Democratic handling of the makeup and direction of the House intelligence committee set off a partisan eruption at the White House yesterday, with President Bush described as expressing "deep concern" over the committee and Rep. Newt Gingrich (R-Ga.) saying foreign nations would fear trusting their secrets to "anti-intelligence" Democrats.

Gingrich, the House GOP whip, accused House Speaker Thomas S. Foley (D-Wash.) of naming "the most anti-intelligence-gathering members of the Democratic Party" to the committee. "If foreign agencies come to the conclusion that . . . their most secret analysis and their most secret sources might be leaked -- it doesn't have to be true, they just have to be afraid of it -- then it has a very chilling effect on our capacity to gather data," Gingrich said.

Foley, speaking at the National Press Club, rejected suggestions that his appointees would leak government secrets. "Somebody said once, 'The ship of state leaks from the top,' " Foley said in a remark that drew applause.

"Newt Gingrich or no one else should reflect hostilely on people" they disagree with politically, Foley said. "Suggesting they are somehow inappropriate members does Mr. Gingrich no credit. What he said in public is offensive enough."
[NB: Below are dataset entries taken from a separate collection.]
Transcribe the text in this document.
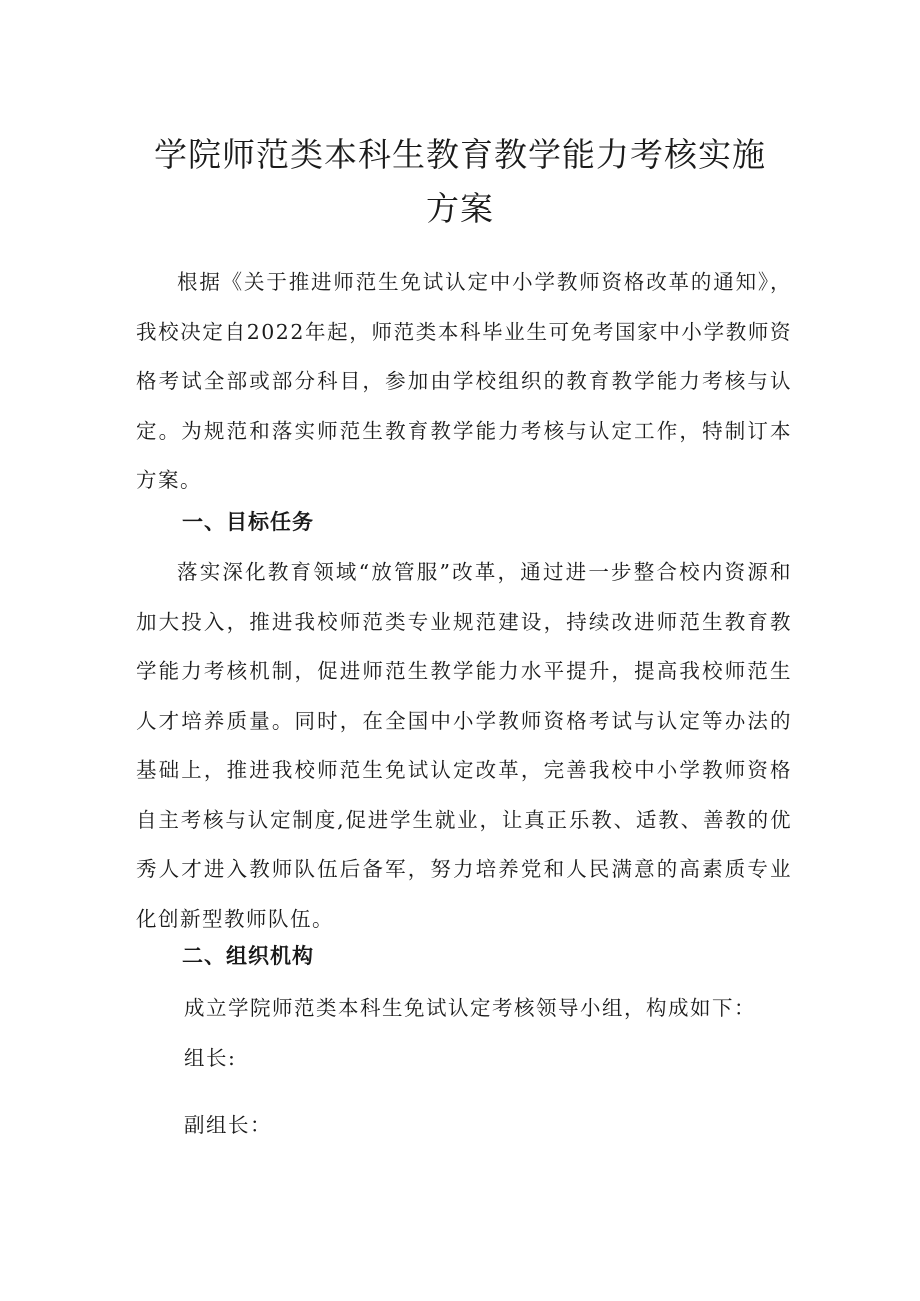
学院师范类本科生教育教学能力考核实施
方案

根据《关于推进师范生免试认定中小学教师资格改革的通知》，我校决定自2022年起，师范类本科毕业生可免考国家中小学教师资格考试全部或部分科目，参加由学校组织的教育教学能力考核与认定。为规范和落实师范生教育教学能力考核与认定工作，特制订本方案。

一、目标任务

落实深化教育领域“放管服”改革，通过进一步整合校内资源和加大投入，推进我校师范类专业规范建设，持续改进师范生教育教学能力考核机制，促进师范生教学能力水平提升，提高我校师范生人才培养质量。同时，在全国中小学教师资格考试与认定等办法的基础上，推进我校师范生免试认定改革，完善我校中小学教师资格自主考核与认定制度,促进学生就业，让真正乐教、适教、善教的优秀人才进入教师队伍后备军，努力培养党和人民满意的高素质专业化创新型教师队伍。

二、组织机构

成立学院师范类本科生免试认定考核领导小组，构成如下：

组长:

副组长：
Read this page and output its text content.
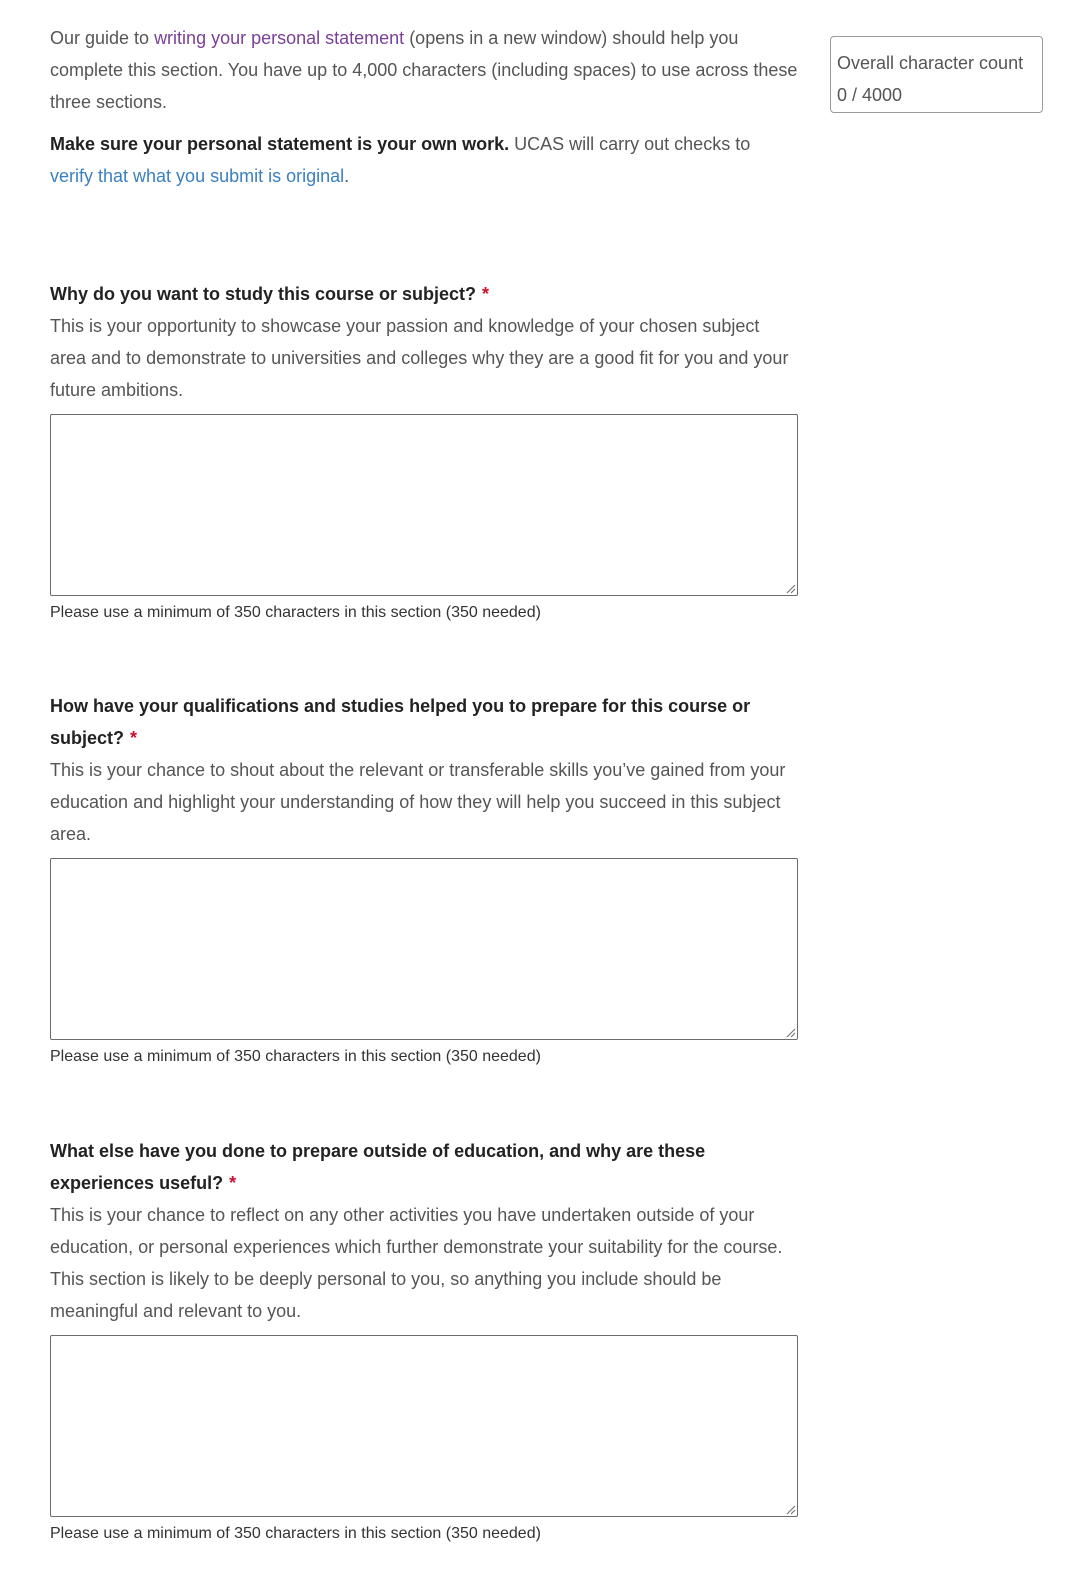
Our guide to writing your personal statement (opens in a new window) should help you complete this section. You have up to 4,000 characters (including spaces) to use across these three sections.

Make sure your personal statement is your own work. UCAS will carry out checks to verify that what you submit is original.

Overall character count
0 / 4000

Why do you want to study this course or subject? *

This is your opportunity to showcase your passion and knowledge of your chosen subject area and to demonstrate to universities and colleges why they are a good fit for you and your future ambitions.

Please use a minimum of 350 characters in this section (350 needed)

How have your qualifications and studies helped you to prepare for this course or subject? *

This is your chance to shout about the relevant or transferable skills you’ve gained from your education and highlight your understanding of how they will help you succeed in this subject area.

Please use a minimum of 350 characters in this section (350 needed)

What else have you done to prepare outside of education, and why are these experiences useful? *

This is your chance to reflect on any other activities you have undertaken outside of your education, or personal experiences which further demonstrate your suitability for the course. This section is likely to be deeply personal to you, so anything you include should be meaningful and relevant to you.

Please use a minimum of 350 characters in this section (350 needed)
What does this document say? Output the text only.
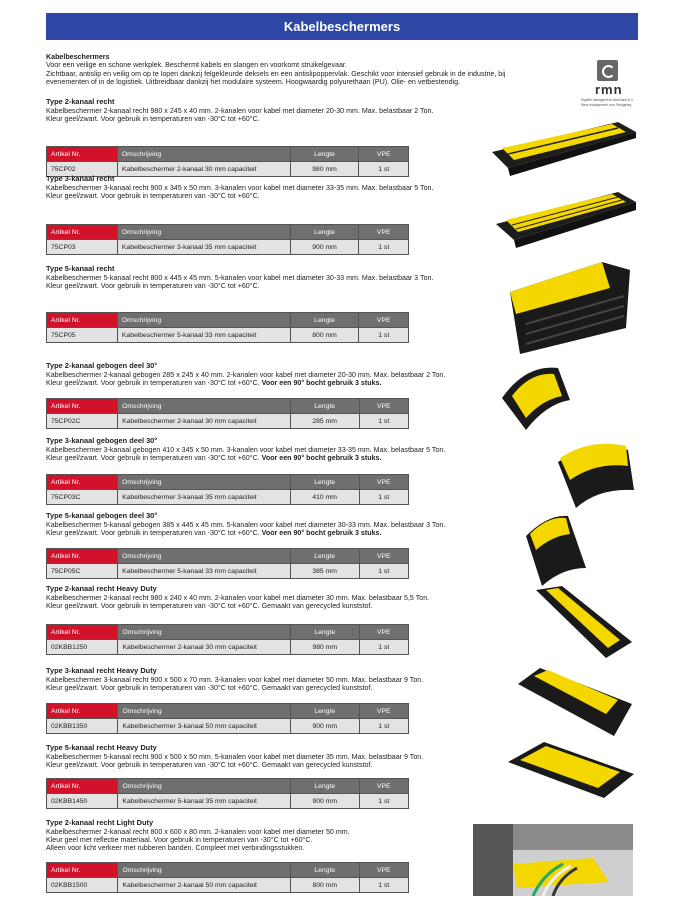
Kabelbeschermers
Kabelbeschermers
Voor een veilige en schone werkplek. Beschermt kabels en slangen en voorkomt struikelgevaar.
Zichtbaar, antislip en veilig om op te lopen dankzij felgekleurde deksels en een antislipoppervlak. Geschikt voor intensief gebruik in de industrie, bij
evenementen of in de logistiek. Uitbreidbaar dankzij het modulaire systeem. Hoogwaardig polyurethaan (PU). Olie- en vetbestendig.	rmn
Rigtaffe Management Nederland B.V.
Werk management voor Fieldgelieg
Type 2-kanaal recht
Kabelbeschermer 2-kanaal recht 980 x 245 x 40 mm. 2-kanalen voor kabel met diameter 20-30 mm. Max. belastbaar 2 Ton.
Kleur geel/zwart. Voor gebruik in temperaturen van -30°C tot +60°C.
Artikel Nr.	Omschrijving	Lengte	VPE
75CP02	Kabelbeschermer 2-kanaal 30 mm capaciteit	980 mm	1 st
Type 3-kanaal recht
Kabelbeschermer 3-kanaal recht 900 x 345 x 50 mm. 3-kanalen voor kabel met diameter 33-35 mm. Max. belastbaar 5 Ton.
Kleur geel/zwart. Voor gebruik in temperaturen van -30°C tot +60°C.
Artikel Nr.	Omschrijving	Lengte	VPE
75CP03	Kabelbeschermer 3-kanaal 35 mm capaciteit	900 mm	1 st
Type 5-kanaal recht
Kabelbeschermer 5-kanaal recht 800 x 445 x 45 mm. 5-kanalen voor kabel met diameter 30-33 mm. Max. belastbaar 3 Ton.
Kleur geel/zwart. Voor gebruik in temperaturen van -30°C tot +60°C.
Artikel Nr.	Omschrijving	Lengte	VPE
75CP05	Kabelbeschermer 5-kanaal 33 mm capaciteit	800 mm	1 st
Type 2-kanaal gebogen deel 30°
Kabelbeschermer 2-kanaal gebogen 285 x 245 x 40 mm. 2-kanalen voor kabel met diameter 20-30 mm. Max. belastbaar 2 Ton.
Kleur geel/zwart. Voor gebruik in temperaturen van -30°C tot +60°C. Voor een 90° bocht gebruik 3 stuks.
Artikel Nr.	Omschrijving	Lengte	VPE
75CP02C	Kabelbeschermer 2-kanaal 30 mm capaciteit	285 mm	1 st
Type 3-kanaal gebogen deel 30°
Kabelbeschermer 3-kanaal gebogen 410 x 345 x 50 mm. 3-kanalen voor kabel met diameter 33-35 mm. Max. belastbaar 5 Ton.
Kleur geel/zwart. Voor gebruik in temperaturen van -30°C tot +60°C. Voor een 90° bocht gebruik 3 stuks.
Artikel Nr.	Omschrijving	Lengte	VPE
75CP03C	Kabelbeschermer 3-kanaal 35 mm capaciteit	410 mm	1 st
Type 5-kanaal gebogen deel 30°
Kabelbeschermer 5-kanaal gebogen 385 x 445 x 45 mm. 5-kanalen voor kabel met diameter 30-33 mm. Max. belastbaar 3 Ton.
Kleur geel/zwart. Voor gebruik in temperaturen van -30°C tot +60°C. Voor een 90° bocht gebruik 3 stuks.
Artikel Nr.	Omschrijving	Lengte	VPE
75CP05C	Kabelbeschermer 5-kanaal 33 mm capaciteit	385 mm	1 st
Type 2-kanaal recht Heavy Duty
Kabelbeschermer 2-kanaal recht 980 x 240 x 40 mm. 2-kanalen voor kabel met diameter 30 mm. Max. belastbaar 5,5 Ton.
Kleur geel/zwart. Voor gebruik in temperaturen van -30°C tot +60°C. Gemaakt van gerecycled kunststof.
Artikel Nr.	Omschrijving	Lengte	VPE
02KBB1250	Kabelbeschermer 2-kanaal 30 mm capaciteit	980 mm	1 st
Type 3-kanaal recht Heavy Duty
Kabelbeschermer 3-kanaal recht 900 x 500 x 70 mm. 3-kanalen voor kabel met diameter 50 mm. Max. belastbaar 9 Ton.
Kleur geel/zwart. Voor gebruik in temperaturen van -30°C tot +60°C. Gemaakt van gerecycled kunststof.
Artikel Nr.	Omschrijving	Lengte	VPE
02KBB1350	Kabelbeschermer 3-kanaal 50 mm capaciteit	900 mm	1 st
Type 5-kanaal recht Heavy Duty
Kabelbeschermer 5-kanaal recht 900 x 500 x 50 mm. 5-kanalen voor kabel met diameter 35 mm. Max. belastbaar 9 Ton.
Kleur geel/zwart. Voor gebruik in temperaturen van -30°C tot +60°C. Gemaakt van gerecycled kunststof.
Artikel Nr.	Omschrijving	Lengte	VPE
02KBB1450	Kabelbeschermer 5-kanaal 35 mm capaciteit	900 mm	1 st
Type 2-kanaal recht Light Duty
Kabelbeschermer 2-kanaal recht 800 x 600 x 80 mm. 2-kanalen voor kabel met diameter 50 mm.
Kleur geel met reflectie materiaal. Voor gebruik in temperaturen van -30°C tot +60°C.
Alleen voor licht verkeer met rubberen banden. Compleet met verbindingsstukken.
Artikel Nr.	Omschrijving	Lengte	VPE
02KBB1500	Kabelbeschermer 2-kanaal 50 mm capaciteit	800 mm	1 st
Senate intelligence committee Chairman David L. Boren (D-Okla.) also took issue with Gingrich. "I don't think that people, just because they have one political philosophy or another, are any more likely to leak information," he said. Intelligence committee members, Democrat or Republican, "operate as Americans," Boren said.

Gingrich's comments came after a GOP leadership session with Bush in which the new membership and direction of the House intelligence committee was raised by several participants, according to White House spokesman Roman Popadiuk and several Republican lawmakers. Popadiuk said the president had "some concern" and added, "We hope there will be no stumbling blocks to the kind of {past} cooperation we have had in the future."

According to congressional and White House officials, the White House was "stunned" by the appointments of two liberals, Reps. Ronald V. Dellums (Calif.) and David E. Bonior (Mich.), and by the tone of the comments of the new chairman, Rep. Dave McCurdy (D-Okla.), in an interview with The Washington Post published yesterday.

McCurdy, in the interview, said the committee had not been tough enough and that he intends to stand up to CIA Director William H. Webster and would stall the CIA's spending authorization if there was no progress on efforts to reorganize the U.S. intelligence community.

The chairman also said he would require government witnesses to routinely take oaths before testifying and would seek far more detailed information than is given now.

A senior administration official said yesterday that Bush, as a former CIA director and "as a president in the middle of a war," was "very, very concerned." The appointment of "people who don't agree with the idea of gathering intelligence in the first place" caused "extraordinary concern" at the White House and McCurdy's aggressive stance added to those worries, the official said.

Asked what the White House could do about the matter, the official said, "You can look at the underlying charter of what the committee was established to do and separate that from some of its practices today." Asked if that amounted to a threat that the White House would resist cooperating with the newly constituted committee, the official said, "We'll see."

In his remarks at the press club, Foley said he did not just name liberals to the panel but also lawmakers like Reps. Charles Wilson (D-Tex.), Stephen J. Solarz (D-N.Y.) and McCurdy in order to produce "a balanced committee reflecting all viewpoints in the Democratic Caucus."